Taco Tuesday meets pasta night in this 30-minute dinner that’ll have everyone racing to the table. Skip the shells and tortillas – this cheesy, beefy, one-pot wonder is what family dinner dreams are made of.


Ingredients

Scale
  • 8 oz medium pasta shells or rotini
  • 1 lb lean ground beef (85-90% lean)
  • 1 small onion, finely diced (about 1 cup)
  • 23 cloves garlic, minced (about 1 tablespoon)
  • 1 packet (1.25 oz) taco seasoning mix
  • 1 can (10 oz) diced tomatoes with green chilies, undrained
  • 1 cup low-sodium chicken broth
  • 4 oz cream cheese, softened and cubed
  • 1½ cups shredded Mexican-blend cheese
  • Salt and pepper to taste
  • Diced avocado, for serving
  • Chopped fresh cilantro, for serving
  • Sour cream, for serving
  • Sliced jalapeños, for serving
  • Crushed tortilla chips, for serving
  • Fresh lime wedges, for serving

Instructions

  1. Bring a large pot of salted water to a boil. Cook pasta until just shy of al dente (1-2 minutes less than package directions). Drain and set aside, reserving ½ cup pasta water.
  2. In a large skillet or Dutch oven, heat 1 tablespoon olive oil over medium-high heat. Add ground beef and break into smaller pieces. Cook until beginning to brown, about 5-6 minutes.

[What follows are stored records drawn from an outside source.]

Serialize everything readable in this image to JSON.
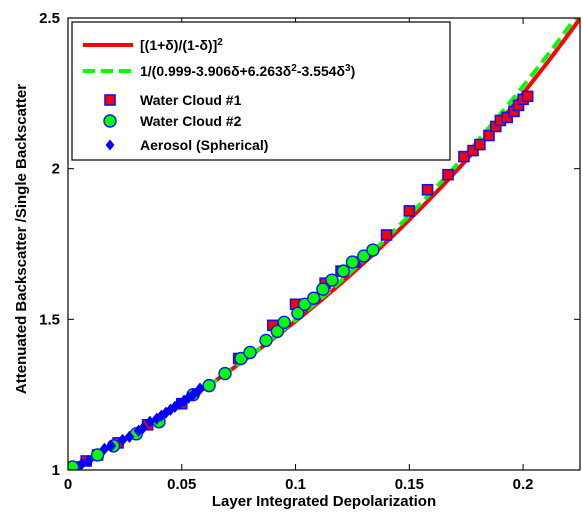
{
  "chart_data": {
    "type": "scatter",
    "xlabel": "Layer Integrated Depolarization",
    "ylabel": "Attenuated Backscatter /Single Backscatter",
    "xlim": [
      0,
      0.225
    ],
    "ylim": [
      1,
      2.5
    ],
    "xticks": [
      0,
      0.05,
      0.1,
      0.15,
      0.2
    ],
    "xtick_labels": [
      "0",
      "0.05",
      "0.1",
      "0.15",
      "0.2"
    ],
    "yticks": [
      1,
      1.5,
      2,
      2.5
    ],
    "ytick_labels": [
      "1",
      "1.5",
      "2",
      "2.5"
    ],
    "grid": false,
    "legend_position": "top-left",
    "legend": [
      {
        "text": "[(1+δ)/(1-δ)]",
        "sup": "2",
        "kind": "solid-line",
        "color": "#ff0000"
      },
      {
        "text_parts": [
          "1/(0.999-3.906δ+6.263δ",
          "2",
          "-3.554δ",
          "3",
          ")"
        ],
        "kind": "dashed-line",
        "color": "#00ff00"
      },
      {
        "text": "Water Cloud #1",
        "kind": "square-marker",
        "color": "#ff0000",
        "edge": "#1010ff"
      },
      {
        "text": "Water Cloud #2",
        "kind": "circle-marker",
        "color": "#00ff00",
        "edge": "#1010ff"
      },
      {
        "text": "Aerosol (Spherical)",
        "kind": "diamond-marker",
        "color": "#0000ff"
      }
    ],
    "series": [
      {
        "name": "[(1+δ)/(1-δ)]^2",
        "kind": "line",
        "color": "#ff0000",
        "formula": "theory1",
        "x_range": [
          0,
          0.225
        ]
      },
      {
        "name": "1/(0.999-3.906δ+6.263δ^2-3.554δ^3)",
        "kind": "line-dashed",
        "color": "#00ff00",
        "formula": "theory2",
        "x_range": [
          0,
          0.225
        ]
      },
      {
        "name": "Water Cloud #1",
        "kind": "square",
        "x": [
          0.003,
          0.008,
          0.013,
          0.022,
          0.035,
          0.05,
          0.075,
          0.09,
          0.1,
          0.113,
          0.12,
          0.126,
          0.14,
          0.15,
          0.158,
          0.167,
          0.174,
          0.178,
          0.181,
          0.185,
          0.188,
          0.19,
          0.193,
          0.196,
          0.198,
          0.2,
          0.202
        ],
        "y": [
          1.01,
          1.03,
          1.05,
          1.09,
          1.15,
          1.22,
          1.37,
          1.48,
          1.55,
          1.62,
          1.66,
          1.69,
          1.78,
          1.86,
          1.93,
          1.98,
          2.04,
          2.06,
          2.08,
          2.11,
          2.14,
          2.16,
          2.17,
          2.19,
          2.21,
          2.23,
          2.24
        ],
        "color": "#ff0000",
        "edge": "#1010ff"
      },
      {
        "name": "Water Cloud #2",
        "kind": "circle",
        "x": [
          0.002,
          0.013,
          0.02,
          0.03,
          0.04,
          0.055,
          0.062,
          0.069,
          0.076,
          0.08,
          0.087,
          0.092,
          0.095,
          0.101,
          0.104,
          0.108,
          0.112,
          0.116,
          0.121,
          0.125,
          0.13,
          0.134
        ],
        "y": [
          1.01,
          1.05,
          1.08,
          1.12,
          1.16,
          1.25,
          1.28,
          1.32,
          1.37,
          1.39,
          1.43,
          1.46,
          1.49,
          1.52,
          1.55,
          1.57,
          1.6,
          1.63,
          1.66,
          1.69,
          1.71,
          1.73
        ],
        "color": "#00ff00",
        "edge": "#1010ff"
      },
      {
        "name": "Aerosol (Spherical)",
        "kind": "diamond",
        "x": [
          0.006,
          0.009,
          0.016,
          0.019,
          0.024,
          0.027,
          0.031,
          0.033,
          0.036,
          0.039,
          0.041,
          0.043,
          0.045,
          0.047,
          0.049,
          0.051,
          0.053,
          0.055,
          0.057,
          0.058
        ],
        "y": [
          1.02,
          1.03,
          1.07,
          1.08,
          1.1,
          1.11,
          1.13,
          1.14,
          1.16,
          1.17,
          1.18,
          1.19,
          1.2,
          1.21,
          1.22,
          1.23,
          1.24,
          1.25,
          1.26,
          1.27
        ],
        "color": "#0000ff"
      }
    ]
  }
}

  3. Add diced onion to the beef and cook until translucent, about 3 minutes. Stir in minced garlic and cook for another 30 seconds until fragrant.
  4. Sprinkle taco seasoning over the meat mixture and stir to coat evenly. Cook for about 1 minute to toast the spices.

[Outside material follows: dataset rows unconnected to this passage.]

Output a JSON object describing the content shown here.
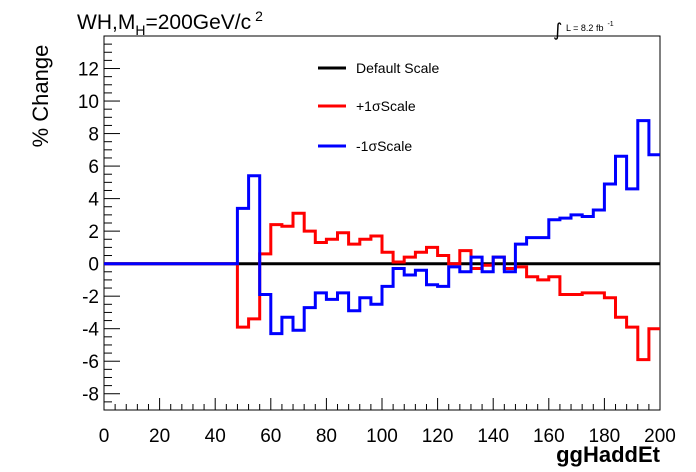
{
  "chart_data": {
    "type": "line",
    "title_parts": {
      "main": "WH,M",
      "sub": "H",
      "mid": "=200GeV/c",
      "sup": "2"
    },
    "lumi_parts": {
      "integral": "∫",
      "text": "L = 8.2 fb",
      "sup": "-1"
    },
    "xlabel": "ggHaddEt",
    "ylabel": "% Change",
    "xlim": [
      0,
      200
    ],
    "ylim": [
      -9,
      14
    ],
    "xticks": [
      0,
      20,
      40,
      60,
      80,
      100,
      120,
      140,
      160,
      180,
      200
    ],
    "yticks": [
      -8,
      -6,
      -4,
      -2,
      0,
      2,
      4,
      6,
      8,
      10,
      12
    ],
    "grid": false,
    "legend_position": "top-center",
    "bin_edges": [
      0,
      4,
      8,
      12,
      16,
      20,
      24,
      28,
      32,
      36,
      40,
      44,
      48,
      52,
      56,
      60,
      64,
      68,
      72,
      76,
      80,
      84,
      88,
      92,
      96,
      100,
      104,
      108,
      112,
      116,
      120,
      124,
      128,
      132,
      136,
      140,
      144,
      148,
      152,
      156,
      160,
      164,
      168,
      172,
      176,
      180,
      184,
      188,
      192,
      196,
      200
    ],
    "series": [
      {
        "name": "Default Scale",
        "color": "#000000",
        "values": [
          0,
          0,
          0,
          0,
          0,
          0,
          0,
          0,
          0,
          0,
          0,
          0,
          0,
          0,
          0,
          0,
          0,
          0,
          0,
          0,
          0,
          0,
          0,
          0,
          0,
          0,
          0,
          0,
          0,
          0,
          0,
          0,
          0,
          0,
          0,
          0,
          0,
          0,
          0,
          0,
          0,
          0,
          0,
          0,
          0,
          0,
          0,
          0,
          0,
          0
        ]
      },
      {
        "name": "+1σScale",
        "color": "#ff0000",
        "values": [
          0,
          0,
          0,
          0,
          0,
          0,
          0,
          0,
          0,
          0,
          0,
          0,
          -3.9,
          -3.4,
          0.6,
          2.4,
          2.3,
          3.1,
          2.0,
          1.3,
          1.5,
          1.9,
          1.2,
          1.5,
          1.7,
          0.7,
          0.1,
          0.4,
          0.7,
          1.0,
          0.5,
          0.0,
          0.8,
          -0.3,
          -0.1,
          0.4,
          -0.3,
          -0.2,
          -0.8,
          -1.0,
          -0.8,
          -1.9,
          -1.9,
          -1.8,
          -1.8,
          -2.1,
          -3.3,
          -3.9,
          -5.9,
          -4.0
        ]
      },
      {
        "name": "-1σScale",
        "color": "#0000ff",
        "values": [
          0,
          0,
          0,
          0,
          0,
          0,
          0,
          0,
          0,
          0,
          0,
          0,
          3.4,
          5.4,
          -1.9,
          -4.3,
          -3.3,
          -4.1,
          -2.7,
          -1.8,
          -2.2,
          -1.8,
          -2.9,
          -2.1,
          -2.5,
          -1.4,
          -0.3,
          -0.7,
          -0.4,
          -1.3,
          -1.4,
          -0.2,
          -0.5,
          0.4,
          -0.5,
          0.4,
          -0.5,
          1.2,
          1.6,
          1.6,
          2.7,
          2.8,
          3.0,
          2.9,
          3.3,
          4.9,
          6.6,
          4.6,
          8.8,
          6.7
        ]
      }
    ]
  }
}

  5. Pour in diced tomatoes with green chilies and chicken broth. Stir well, scraping any browned bits from the bottom of the pan.
  6. Bring mixture to a simmer, then reduce heat to medium-low. Add drained pasta and stir to combine. Cook for 2-3 minutes until pasta absorbs some liquid and finishes cooking.

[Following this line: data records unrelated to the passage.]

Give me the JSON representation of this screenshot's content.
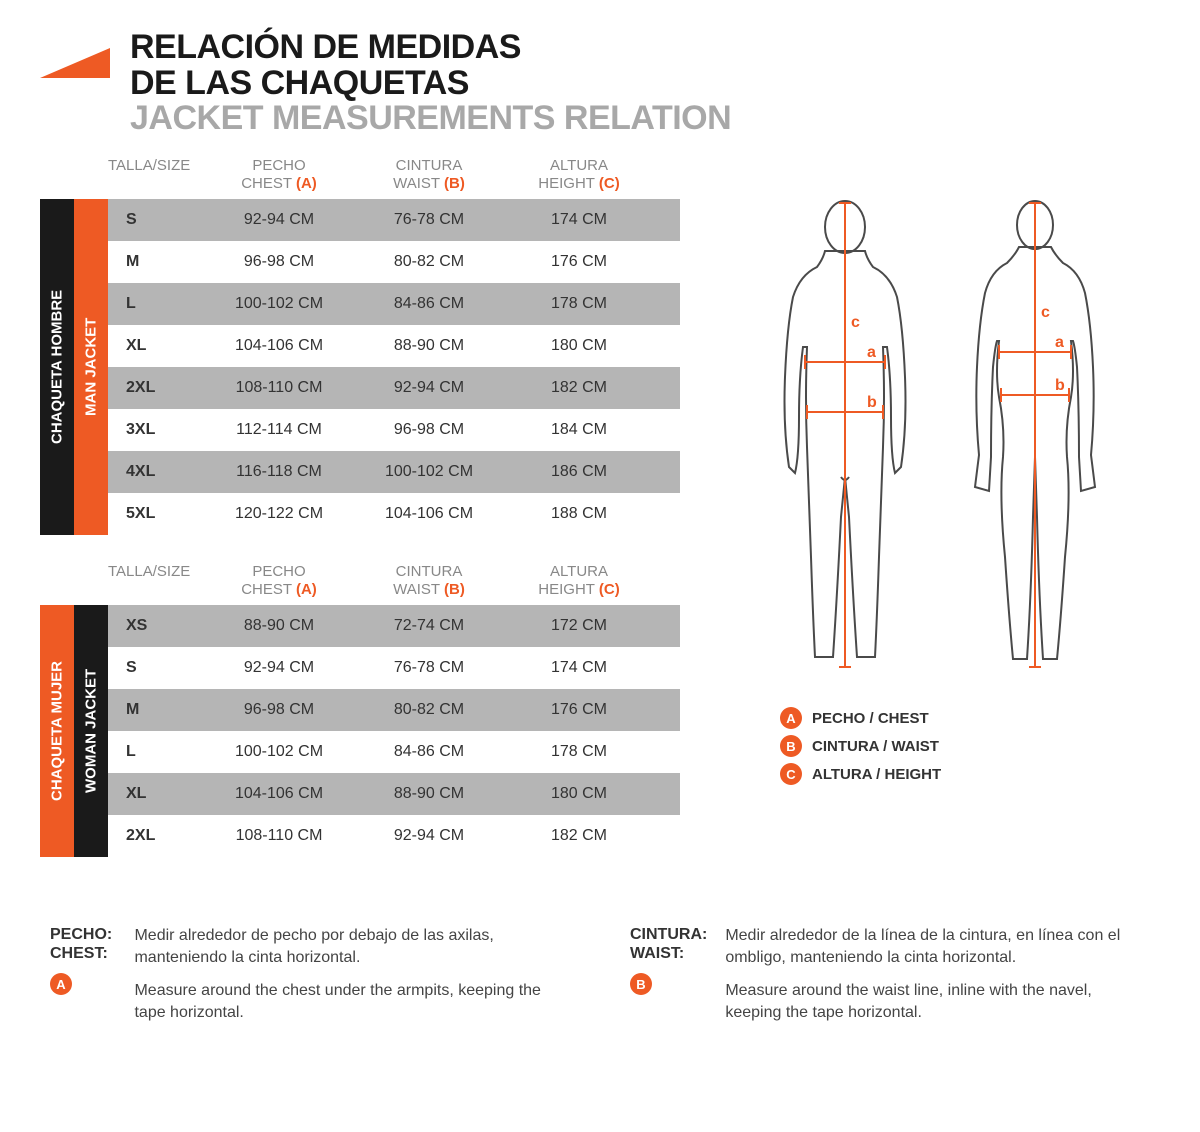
{
  "colors": {
    "accent": "#ee5a24",
    "black": "#1a1a1a",
    "grey_text": "#a8a8a8",
    "row_alt": "#b5b5b5",
    "body_line": "#4a4a4a"
  },
  "header": {
    "title_es_line1": "RELACIÓN DE MEDIDAS",
    "title_es_line2": "DE LAS CHAQUETAS",
    "title_en": "JACKET MEASUREMENTS RELATION"
  },
  "column_headers": {
    "size": "TALLA/SIZE",
    "chest_es": "PECHO",
    "chest_en": "CHEST",
    "chest_letter": "(A)",
    "waist_es": "CINTURA",
    "waist_en": "WAIST",
    "waist_letter": "(B)",
    "height_es": "ALTURA",
    "height_en": "HEIGHT",
    "height_letter": "(C)"
  },
  "man_table": {
    "label_outer": "CHAQUETA HOMBRE",
    "label_inner": "MAN JACKET",
    "outer_bg": "#1a1a1a",
    "inner_bg": "#ee5a24",
    "rows": [
      {
        "size": "S",
        "chest": "92-94 CM",
        "waist": "76-78 CM",
        "height": "174 CM"
      },
      {
        "size": "M",
        "chest": "96-98 CM",
        "waist": "80-82 CM",
        "height": "176 CM"
      },
      {
        "size": "L",
        "chest": "100-102 CM",
        "waist": "84-86 CM",
        "height": "178 CM"
      },
      {
        "size": "XL",
        "chest": "104-106 CM",
        "waist": "88-90 CM",
        "height": "180 CM"
      },
      {
        "size": "2XL",
        "chest": "108-110 CM",
        "waist": "92-94 CM",
        "height": "182 CM"
      },
      {
        "size": "3XL",
        "chest": "112-114 CM",
        "waist": "96-98 CM",
        "height": "184 CM"
      },
      {
        "size": "4XL",
        "chest": "116-118 CM",
        "waist": "100-102 CM",
        "height": "186 CM"
      },
      {
        "size": "5XL",
        "chest": "120-122 CM",
        "waist": "104-106 CM",
        "height": "188 CM"
      }
    ]
  },
  "woman_table": {
    "label_outer": "CHAQUETA MUJER",
    "label_inner": "WOMAN JACKET",
    "outer_bg": "#ee5a24",
    "inner_bg": "#1a1a1a",
    "rows": [
      {
        "size": "XS",
        "chest": "88-90 CM",
        "waist": "72-74 CM",
        "height": "172 CM"
      },
      {
        "size": "S",
        "chest": "92-94 CM",
        "waist": "76-78 CM",
        "height": "174 CM"
      },
      {
        "size": "M",
        "chest": "96-98 CM",
        "waist": "80-82 CM",
        "height": "176 CM"
      },
      {
        "size": "L",
        "chest": "100-102 CM",
        "waist": "84-86 CM",
        "height": "178 CM"
      },
      {
        "size": "XL",
        "chest": "104-106 CM",
        "waist": "88-90 CM",
        "height": "180 CM"
      },
      {
        "size": "2XL",
        "chest": "108-110 CM",
        "waist": "92-94 CM",
        "height": "182 CM"
      }
    ]
  },
  "legend": {
    "a": "PECHO / CHEST",
    "b": "CINTURA / WAIST",
    "c": "ALTURA / HEIGHT"
  },
  "instructions": {
    "chest": {
      "label_es": "PECHO:",
      "label_en": "CHEST:",
      "letter": "A",
      "text_es": "Medir alrededor de pecho por debajo de las axilas, manteniendo la cinta horizontal.",
      "text_en": "Measure around the chest under the armpits, keeping the tape horizontal."
    },
    "waist": {
      "label_es": "CINTURA:",
      "label_en": "WAIST:",
      "letter": "B",
      "text_es": "Medir alrededor de la línea de la cintura, en línea con el ombligo, manteniendo la cinta horizontal.",
      "text_en": "Measure around the waist line, inline with the navel, keeping the tape horizontal."
    }
  },
  "figure_labels": {
    "a": "a",
    "b": "b",
    "c": "c"
  }
}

  7. Reduce heat to low and add cubed cream cheese. Stir continuously until cream cheese melts completely. If mixture seems too thick, add a splash of reserved pasta water.
  8. Remove skillet from heat and gradually stir in 1 cup of shredded Mexican cheese until melted. Taste and adjust seasoning with salt and pepper if needed.
  9. Sprinkle remaining ½ cup shredded cheese over the top. Cover skillet for 1-2 minutes to allow cheese to melt.
  10. Serve immediately, garnished with your choice of toppings.